One of the things I usually enjoy so much about Stephenson's work is how he can swing between unrelated topics: one minute you can be reading about traditional family structures in the Philippines and the next about network communication protocols in aquatic environments. Here, the ahistorical setting of the book detaches the lectures from real-world history and politics. Instead the discourses focus on questions of human consciousness, mathematics, and physics. This choice has a positive and negative effect, Positively, it draws our attention to the questions of what is universal to the human experience. Negatively, it narrows the scope of what is discussed. 
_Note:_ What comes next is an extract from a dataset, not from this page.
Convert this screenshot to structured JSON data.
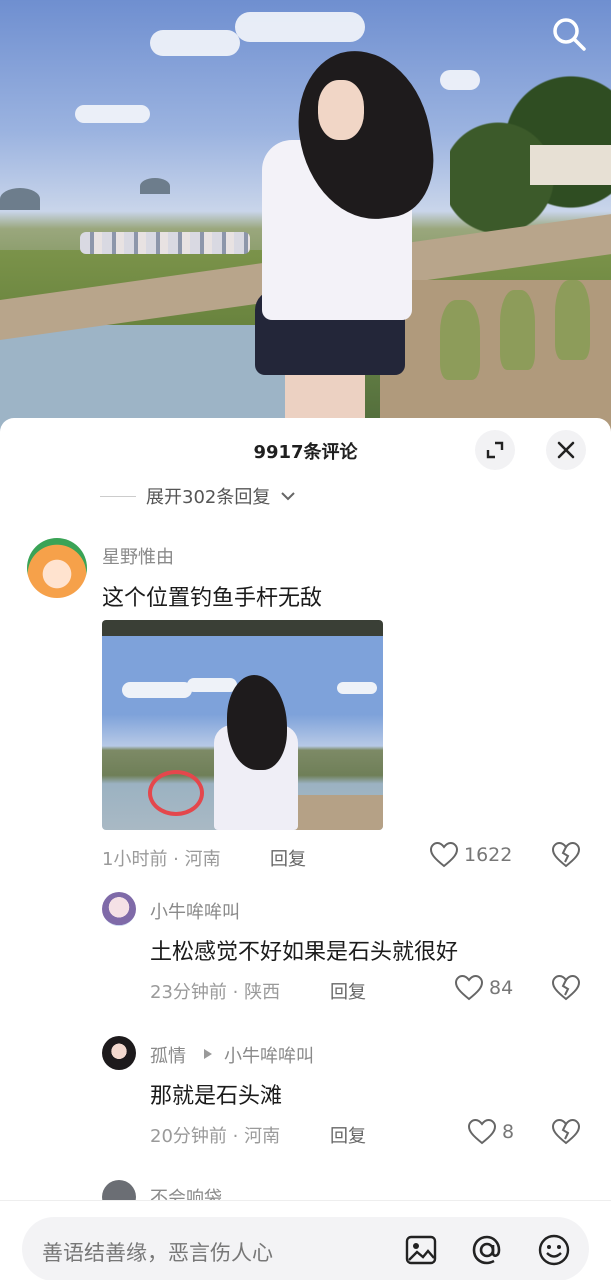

I give this book 6/7. If you like read other Neil Stephenson and want more, this is a fine choice. If you are just getting introduced to the author, I'd start Cryptonomicon or Snow Crash. 

A Canticle For Leibowitz

by Walter M. Miller Jr.

I first encountered this book through a reference in After Virtue. I found the reference strange enough that I decided to read the former (although perhaps I haven't read enough ethics, perhaps this is a fairly common practice to reference 1950s science fiction). In form this was a fix up novel consisting of three interconnected stories centered around a fictional, catholic order of monks. These monks are dedicated to preserving knowledge after a nuclear exchange has obliterated society. On a superficial level each of the three stories was entertaining, but arranged collectively they tell a story of a clash of mindsets: one modern, one ancient.

It is the exploration of these mindsets that captivated me. The first mindset, represented in the lay community, is a product of the 1950's impending sense of doom. It is curious, industrious, and inventive, but reckless and vain. The second mindset, present in the clergy, was likely inspired by Miller's encounters with Italian monks during the World War II. It is an infinitely patient, resilient, and uncompromising. In the novel, the monks come off quite well, but as the predicted doomsday has not yet arrived, it is too soon to tell. 

I give this book 6/7, but I think some of the stories might be a 7/7.

Map and Territory

by Eliezer Yudkowsky

Eliezer Yudkowsky is one of the self-proclaimed rationalist. 

I give this book 6/7. Very insightful and informative, but at times unpolished.